E, as descrições frias de suas lembranças amargas, seguem e vão além dos pequenos detalhes metafóricos estabelecidos e na dicotomia imagética entre “mãos finas e mãos grossas”. Agora, as imagens são da estética do todo, da entidade paterna e materna, de pessoas às quais sempre reivindicamos boas ações e cuidados. É, portanto, essa a descrição elaborada por Ramos, fazendo ainda a observação de que isso provém de uma ambiência cultural, em específico, da região nordeste, “da bárbara educação nordestina”.

Meu pai fora um violento padrasto, minha mãe parecia odiar-me, e a lembrança deles me instigava a fazer um livro a respeito da bárbara educação nordestina. (RAMOS, 1979, p. 27)

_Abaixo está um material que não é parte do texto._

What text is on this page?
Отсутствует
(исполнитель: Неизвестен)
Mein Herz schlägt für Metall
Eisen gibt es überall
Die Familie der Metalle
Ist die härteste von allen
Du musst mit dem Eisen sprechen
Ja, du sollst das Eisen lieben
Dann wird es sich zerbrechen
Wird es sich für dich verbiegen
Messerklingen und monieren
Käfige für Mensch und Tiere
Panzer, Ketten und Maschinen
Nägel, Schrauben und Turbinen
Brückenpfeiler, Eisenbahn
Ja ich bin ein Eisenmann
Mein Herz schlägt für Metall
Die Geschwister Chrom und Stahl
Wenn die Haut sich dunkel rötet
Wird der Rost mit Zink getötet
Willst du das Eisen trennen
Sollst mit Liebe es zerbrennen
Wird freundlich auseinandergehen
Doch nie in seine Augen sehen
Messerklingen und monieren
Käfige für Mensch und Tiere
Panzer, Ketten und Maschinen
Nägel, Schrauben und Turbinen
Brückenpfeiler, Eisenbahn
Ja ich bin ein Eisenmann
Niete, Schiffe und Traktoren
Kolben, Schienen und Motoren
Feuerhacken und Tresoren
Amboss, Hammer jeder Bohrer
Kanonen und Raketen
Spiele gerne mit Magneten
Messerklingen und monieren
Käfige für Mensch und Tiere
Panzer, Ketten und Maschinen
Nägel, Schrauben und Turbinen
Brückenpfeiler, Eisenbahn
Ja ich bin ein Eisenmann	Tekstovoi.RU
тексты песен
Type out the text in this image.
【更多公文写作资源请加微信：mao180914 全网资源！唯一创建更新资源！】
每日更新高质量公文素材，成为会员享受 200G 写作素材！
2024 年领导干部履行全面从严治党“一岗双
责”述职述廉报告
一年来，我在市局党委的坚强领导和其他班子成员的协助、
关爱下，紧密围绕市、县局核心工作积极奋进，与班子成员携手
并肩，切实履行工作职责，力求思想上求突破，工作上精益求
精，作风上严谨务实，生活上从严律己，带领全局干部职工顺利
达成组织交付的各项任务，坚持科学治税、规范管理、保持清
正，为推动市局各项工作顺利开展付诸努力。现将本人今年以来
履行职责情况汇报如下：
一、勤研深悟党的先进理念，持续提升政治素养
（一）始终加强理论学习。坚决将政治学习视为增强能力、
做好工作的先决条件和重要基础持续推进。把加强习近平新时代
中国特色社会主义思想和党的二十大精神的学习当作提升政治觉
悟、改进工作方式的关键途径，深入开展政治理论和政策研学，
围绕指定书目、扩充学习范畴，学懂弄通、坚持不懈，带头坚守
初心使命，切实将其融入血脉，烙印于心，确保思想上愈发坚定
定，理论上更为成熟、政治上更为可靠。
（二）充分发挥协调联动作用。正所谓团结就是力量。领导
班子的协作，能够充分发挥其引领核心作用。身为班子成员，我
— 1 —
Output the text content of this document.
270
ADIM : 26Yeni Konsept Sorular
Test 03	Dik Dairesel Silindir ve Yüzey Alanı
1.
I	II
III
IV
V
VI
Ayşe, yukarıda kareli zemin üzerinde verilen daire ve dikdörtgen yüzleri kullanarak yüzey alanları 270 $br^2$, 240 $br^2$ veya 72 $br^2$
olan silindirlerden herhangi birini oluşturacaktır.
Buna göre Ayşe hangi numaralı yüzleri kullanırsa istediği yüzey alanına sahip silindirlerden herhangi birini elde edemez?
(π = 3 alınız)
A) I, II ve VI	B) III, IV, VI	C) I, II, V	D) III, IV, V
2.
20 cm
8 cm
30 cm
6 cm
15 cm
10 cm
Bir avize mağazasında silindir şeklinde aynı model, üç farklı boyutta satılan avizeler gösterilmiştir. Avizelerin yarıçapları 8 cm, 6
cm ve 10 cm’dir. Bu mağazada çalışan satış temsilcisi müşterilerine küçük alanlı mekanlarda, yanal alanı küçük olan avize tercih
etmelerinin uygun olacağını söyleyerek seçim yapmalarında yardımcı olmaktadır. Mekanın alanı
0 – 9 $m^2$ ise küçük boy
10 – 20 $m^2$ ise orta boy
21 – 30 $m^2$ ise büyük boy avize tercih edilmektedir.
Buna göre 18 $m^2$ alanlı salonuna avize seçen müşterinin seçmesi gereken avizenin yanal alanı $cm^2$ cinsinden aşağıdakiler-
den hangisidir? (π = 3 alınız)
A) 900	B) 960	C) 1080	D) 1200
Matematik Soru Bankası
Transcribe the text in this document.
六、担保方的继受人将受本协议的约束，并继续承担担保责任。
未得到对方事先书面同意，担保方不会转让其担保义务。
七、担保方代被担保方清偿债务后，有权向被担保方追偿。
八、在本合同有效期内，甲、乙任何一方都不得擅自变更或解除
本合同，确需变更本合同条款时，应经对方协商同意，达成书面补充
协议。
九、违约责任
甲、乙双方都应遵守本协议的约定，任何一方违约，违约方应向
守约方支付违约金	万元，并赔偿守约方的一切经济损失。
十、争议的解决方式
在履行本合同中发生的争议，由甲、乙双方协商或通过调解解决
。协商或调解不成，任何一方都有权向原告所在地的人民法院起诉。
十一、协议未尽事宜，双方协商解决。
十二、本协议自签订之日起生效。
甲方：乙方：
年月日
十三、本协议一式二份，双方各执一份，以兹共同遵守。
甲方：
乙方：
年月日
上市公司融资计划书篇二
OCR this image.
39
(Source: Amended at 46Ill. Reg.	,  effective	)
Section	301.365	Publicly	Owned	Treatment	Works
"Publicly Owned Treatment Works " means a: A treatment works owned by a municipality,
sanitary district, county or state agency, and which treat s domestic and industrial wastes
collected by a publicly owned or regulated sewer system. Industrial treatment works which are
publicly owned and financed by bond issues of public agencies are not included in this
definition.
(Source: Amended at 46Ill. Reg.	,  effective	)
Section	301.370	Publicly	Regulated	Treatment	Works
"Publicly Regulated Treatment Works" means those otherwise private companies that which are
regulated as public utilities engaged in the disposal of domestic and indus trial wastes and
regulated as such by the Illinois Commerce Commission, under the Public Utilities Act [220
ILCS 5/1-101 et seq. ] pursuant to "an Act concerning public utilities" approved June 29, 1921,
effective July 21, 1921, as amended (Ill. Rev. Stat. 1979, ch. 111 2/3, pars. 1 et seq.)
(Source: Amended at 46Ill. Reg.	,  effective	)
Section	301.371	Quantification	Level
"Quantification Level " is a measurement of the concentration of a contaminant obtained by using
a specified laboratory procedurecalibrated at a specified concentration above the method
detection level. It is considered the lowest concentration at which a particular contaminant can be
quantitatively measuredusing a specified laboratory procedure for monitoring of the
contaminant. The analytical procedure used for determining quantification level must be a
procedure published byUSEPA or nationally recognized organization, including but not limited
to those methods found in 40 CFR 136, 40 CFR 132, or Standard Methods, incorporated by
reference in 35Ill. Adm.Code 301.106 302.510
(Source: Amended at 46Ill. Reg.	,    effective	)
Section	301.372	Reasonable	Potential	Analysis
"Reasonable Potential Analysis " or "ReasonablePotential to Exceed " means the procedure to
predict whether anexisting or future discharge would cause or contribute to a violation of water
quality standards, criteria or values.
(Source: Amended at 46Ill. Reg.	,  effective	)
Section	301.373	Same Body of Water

Essa relação de denúncia e exploração fica bem definida nas obras do autor e a narrativa Infância a projeta no decorrer de toda a obra, de maneira bem peculiar e “cortante”. Podemos dizer que são denúncias sociais universais excluindo o autor, portanto, do contexto regionalista que a linha histórica o classifica. Trata-se, então, da utilização de um “realismo bruto”. É, através da linguagem utilizada em sua ficção, que Ramos constrói seu olhar realista. Destacaremos,

abaixo, um trecho que nos serve de exemplo desse realismo bruto, onde o autor descreve “as pessoas comuns”, na obra Infância:

As pessoas comuns exalavam odores fortes e excitantes, de fumo, suor banha de porco, mofo, sangue. E bafos nauseabundos. Os dentes de Rosenda eram pretos de sarro de cachimbo; André Laerte usava um avental imundo; por detrás dos baús de couro, brilhantes de tachas amarelas, escondiam-se camisas ensanguentadas (RAMOS, 2011, p. 122).

Seus personagens são, portanto: homens conflituosos, solitários, povoados pelo tormento, resultados da destruição, em estados “crus”, na pura realidade, com seus suores e odores e com as marcas de seus trabalhos como as “camisas ensanguentadas” e com as manchas de maus hábitos como são os “Os dentes pretos de sarro de cachimbo”, da personagem Rosenda, em Infância (2011).

Publicada em 1945, época de sua filiação ao Partido Comunista, chamada por Rubens Braga de “Romance desmontável”, uma narrativa em que Eliane Zagury (1982) vê um “esfacelamento”, Infância é composta de 39 capítulos e, semelhante a Oliver Twist, foi publicada ao longo de mais de dois, como contos avulsos publicados em jornais. Essa obra foi claramente planejada pelo autor, conforme relatos em uma carta dele endereçada a sua esposa, Heloísa de Medeiros Ramos, de 28 de janeiro, de 1936:

Um dia desses, no banheiro, veio-me de repente uma ótima ideia para um livro. Ficou-me logo a coisa pronta na cabeça, e até me apareceram os títulos dos capítulos, que escrevi quando saí do banheiro, para não esquecê- los. Aqui vão eles: Sombras, o inferno, José, as almas, letras, meu avô, Emília, os astrônomos, caveira, Fernando, Samuel Smiles. (RAMOS, 1981, p. 157)

Dois anos depois da publicação de Infância, Insônia é publicada. Pouco antes de morrer, Ramos viaja com sua esposa à União Soviética e os

relatos dessa viagem são publicados em 1954, em outra obra póstuma,

Viagem.

Além dessas obras de Ramos, acima citadas, podemos ainda destacar a publicação de Caetés, em 1933 (sua primeira obra) e São

Bernardo, em 1934. Vidas Secas, publicado em 1938, é considerado

pela crítica como seu romance de maior importância, dado, principalmente, a sua abrangência de temas.

Adoeceu, gravemente, em 1952 e morreu, na cidade do Rio de Janeiro, em 20 de março de 1953, aos 60 anos de idade.